Who knew that hands free walking would become a hill to fight on.
I suppose when we all begin our chosen profession or vocation we anticipate an idealized version of our work. And if we do anticipate challenges, we know that we are prepared, passionate, and motivated enough to make a difference or to change the course of history by sheer will and determination.
However, as time marches on and the banality of fighting the good fight sets in, we are pestered by all manner of irritations, limitations, and prohibitions imposed by the powers that be, and we realize our efforts have little impact on the status quo. In the case of public schools, an archaic system that divides children into chronological age groups in order to prepare them for work in an industrialized society, shockingly little has changed over time.

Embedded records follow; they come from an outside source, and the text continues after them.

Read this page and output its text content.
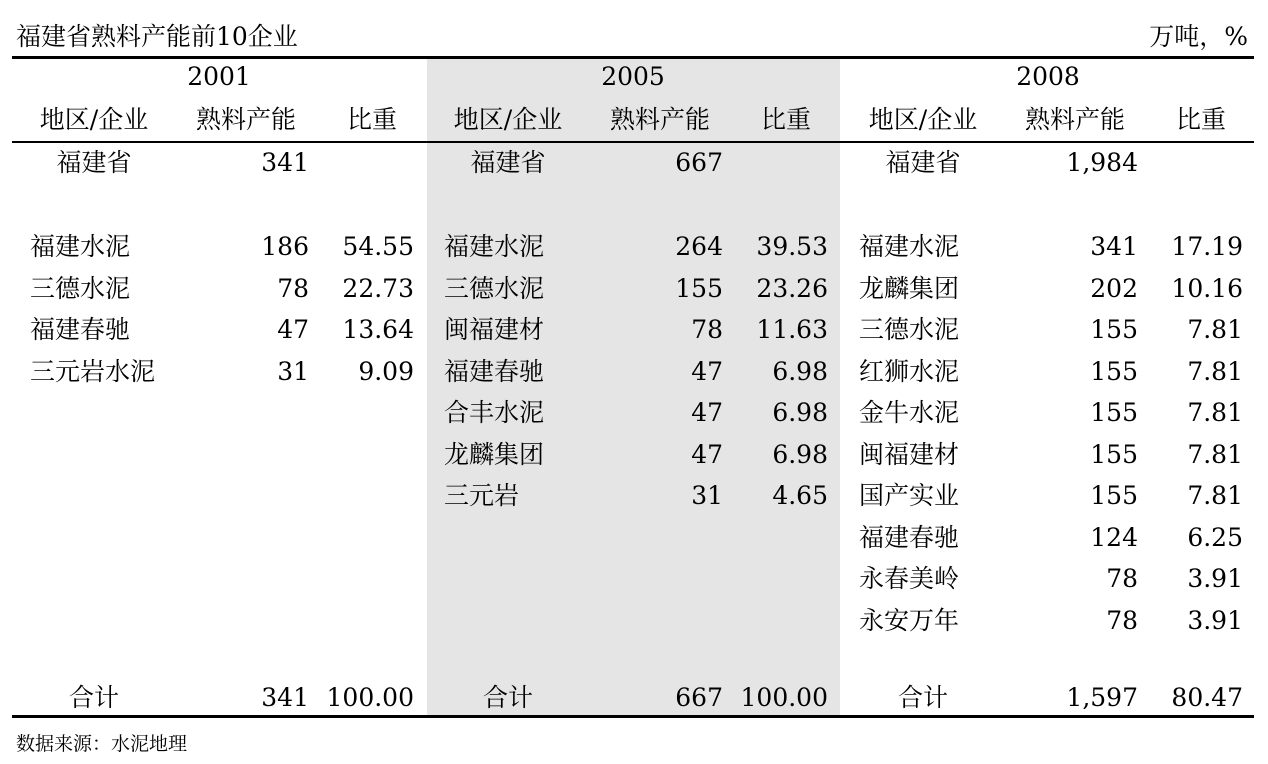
福建省熟料产能前10企业	万吨，%
2001
地区/企业 熟料产能 比重
福建省	341
福建水泥	186 54.55
三德水泥	78 22.73
福建春驰	47 13.64
三元岩水泥	31 9.09
合计	341 100.00
2005
地区/企业 熟料产能 比重
福建省	667
福建水泥	264 39.53
三德水泥	155 23.26
闽福建材	78 11.63
福建春驰	47 6.98
合丰水泥	47 6.98
龙麟集团	47 6.98
三元岩	31 4.65
合计	667 100.00
2008
地区/企业 熟料产能 比重
福建省	1,984
福建水泥	341 17.19
龙麟集团	202 10.16
三德水泥	155 7.81
红狮水泥	155 7.81
金牛水泥	155 7.81
闽福建材	155 7.81
国产实业	155 7.81
福建春驰	124 6.25
永春美岭	78 3.91
永安万年	78 3.91
合计	1,597 80.47
数据来源：水泥地理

In my conversations with a friend who teaches even younger children than I do, I have decided we are outliers. Our greatest frustrations come not from the little people in our classrooms, but by the shocking focus of big people on how classes of students walk across campus or other topics minimally related to student learning or well-being. On both of our campuses, even the youngest students are taught to march silently around the school with hands clasped behind their backs. Incredibly, these are not isolated incidents. Parents have advocated for and against this practice in various locations.
During a recent discussion about student walking without their hands free, I learned that at a school where the practice was enforced, a young student walking with hands behind the back had fallen, lost some teeth, and been badly hurt. In light of events, the parents threatened litigation and the school rethought its hand behind the back policy.

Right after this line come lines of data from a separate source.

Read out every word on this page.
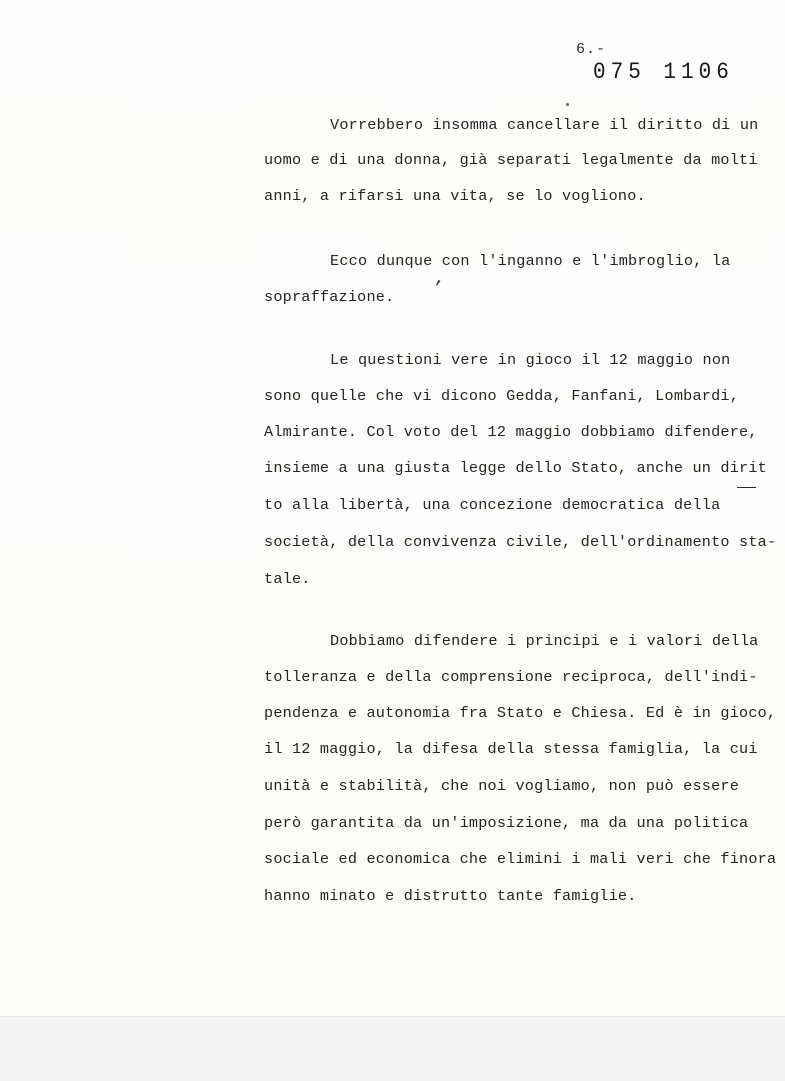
6.-
075 1106
Vorrebbero insomma cancellare il diritto di un
uomo e di una donna, già separati legalmente da molti
anni, a rifarsi una vita, se lo vogliono.
Ecco dunque con l'inganno e l'imbroglio, la
,
sopraffazione.
Le questioni vere in gioco il 12 maggio non
sono quelle che vi dicono Gedda, Fanfani, Lombardi,
Almirante. Col voto del 12 maggio dobbiamo difendere,
insieme a una giusta legge dello Stato, anche un dirit
to alla libertà, una concezione democratica della
società, della convivenza civile, dell'ordinamento sta-
tale.
Dobbiamo difendere i principi e i valori della
tolleranza e della comprensione reciproca, dell'indi-
pendenza e autonomia fra Stato e Chiesa. Ed è in gioco,
il 12 maggio, la difesa della stessa famiglia, la cui
unità e stabilità, che noi vogliamo, non può essere
però garantita da un'imposizione, ma da una politica
sociale ed economica che elimini i mali veri che finora
hanno minato e distrutto tante famiglie.
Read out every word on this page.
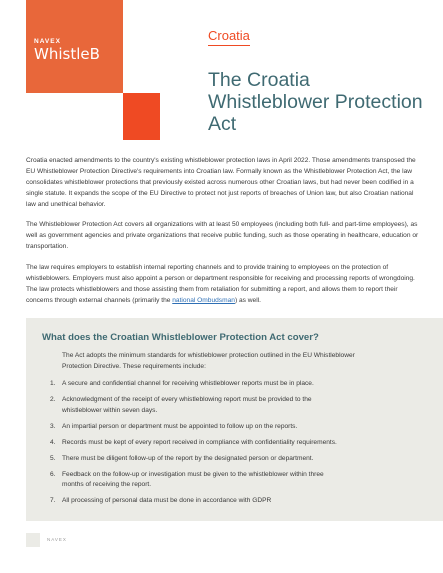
NAVEX
WhistleB
Croatia
The Croatia Whistleblower Protection Act

Croatia enacted amendments to the country's existing whistleblower protection laws in April 2022. Those amendments transposed the EU Whistleblower Protection Directive's requirements into Croatian law. Formally known as the Whistleblower Protection Act, the law consolidates whistleblower protections that previously existed across numerous other Croatian laws, but had never been codified in a single statute. It expands the scope of the EU Directive to protect not just reports of breaches of Union law, but also Croatian national law and unethical behavior.

The Whistleblower Protection Act covers all organizations with at least 50 employees (including both full- and part-time employees), as well as government agencies and private organizations that receive public funding, such as those operating in healthcare, education or transportation.

The law requires employers to establish internal reporting channels and to provide training to employees on the protection of whistleblowers. Employers must also appoint a person or department responsible for receiving and processing reports of wrongdoing. The law protects whistleblowers and those assisting them from retaliation for submitting a report, and allows them to report their concerns through external channels (primarily the national Ombudsman) as well.

What does the Croatian Whistleblower Protection Act cover?

The Act adopts the minimum standards for whistleblower protection outlined in the EU Whistleblower Protection Directive. These requirements include:

1. A secure and confidential channel for receiving whistleblower reports must be in place.
2. Acknowledgment of the receipt of every whistleblowing report must be provided to the whistleblower within seven days.
3. An impartial person or department must be appointed to follow up on the reports.
4. Records must be kept of every report received in compliance with confidentiality requirements.
5. There must be diligent follow-up of the report by the designated person or department.
6. Feedback on the follow-up or investigation must be given to the whistleblower within three months of receiving the report.
7. All processing of personal data must be done in accordance with GDPR
NAVEX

When my teacher friend, who is a trained dancer, explained how human arms are used for balance in dance, I quickly realized I was doing my young students a grave disservice. So, I headed back to school and talked to my students about how we were going to continue to walk safely, quietly, and without bothering anyone around us. We were going to walk hands free to catch us if we stumble. Simply put, I wanted them to have their arms free to swing and to catch them in the event of a fall.
Freedom Walking Hands Free
One of the first times we made the jaunt across campus with this newfound freedom, hands free, I noticed one of my students moving freely, in a dancelike swagger. Such a little thing, but that option restored a modicum of individuality and freedom with noticeable results.
On any given day, you may now find my students and me flying across campus like airplanes or finding other interesting, yet safe means of moving from point a to point b. It has leant a lighthearted tenor to our cross campus movement that was absent. In an era when teachers compete with high tech graphics and audio, I would much rather my students fly across campus with energy and excitement than to form a silent chain gang drudging from one dull task to another.
Not everyone shares my appreciation of freely swinging appendages. At my friend’s school, a virtual firestorm has resulted from her decision to allow her students to move across campus hands free. The perception is that without hands firmly tucked behind the back, there is no order or safety. One day with hands raised in appreciation of birds flying toward them, my friend’s little students gleefully celebrated the act of flight and remembered an earlier discussion in class about birds. The unfortunate timing of a colleague walking a class across campus at that exact moment ensured that my friend was flown at by a staff member decrying the children’s raised hands instead of celebrating a real world experience practically conjured from a discussion that had taken place inside the four walls of the classroom.
You are asking yourself rightly why this would be worth blogging about. I agree wholeheartedly. This is a non-issue. Real issues would be how to advocate for much needed services and intervention to support these same students who are forced to walk around campus with their hands behind their backs or how we can encourage them to be excited about school, to be happy and successful, and to learn to dream about more than simply having their hands free to walk as they please.